An even bigger puzzle is the origin of life itself. Not only is their no current scientific explanation for this, but we hardly have an idea of what such a theory could look like. Some Christians have seized on this scientific vacuum to assert that in the absence of an explanation, God must have done it.
So how did God do it?
I disagree that the origin of life or the complex internal structure of cells are evidence for direct divine intervention. Effectively, such an argument would claim God must have stepped in to fit together the right molecules to create cells or life itself. This is both a tactical and a theological mistake. Tactically, such 'God of the Gaps' arguments are a bad idea. They give atheists a chance to parade a victory for all-conquering science if a naturalistic explanation is later forthcoming. Theologically, as I shall now explain, they belittle the creative power of God.
Many scientists think that the chances of life naturally arising are very small. But I expect that under the right conditions the naturalistic appearance of life is going to be a certainty. Why? Because we know God created this universe precisely so that it should have sentient life in it.

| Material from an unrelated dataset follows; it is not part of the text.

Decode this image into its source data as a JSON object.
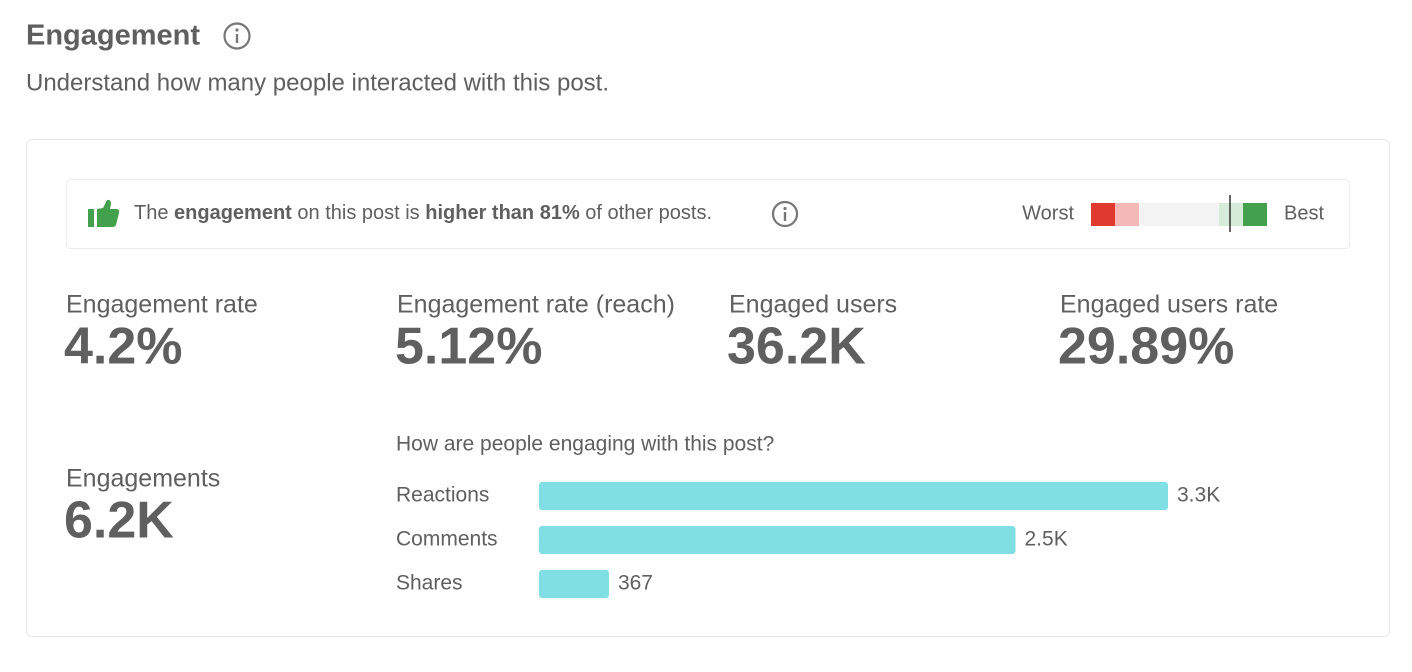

Life is built into the very fabric of the cosmos - it is the thing that the laws of physics were designed to produce. Thus if life were impossible and God was required to intervene to invent it, that would mean His original creation was flawed. If He has to jury-rig the universe to achieve his aims, He is not the designer we had always thought He was.
The same applies to the complexity of cells. We can be sure that they could have evolved because God ordained the laws of nature to make this possible. That our puny minds cannot conceive of how He managed to do this is no reason to assume that He could not.
Philosophically, I think that Christians should value science because it tells us so many wonderful things about God's great creative work. So, when scientists find out how life started (which I fully expect them to do), far from being a victory for naturalism, it will be the final nail in the coffin of the preposterous idea of atheists that this universe is just a random fluke.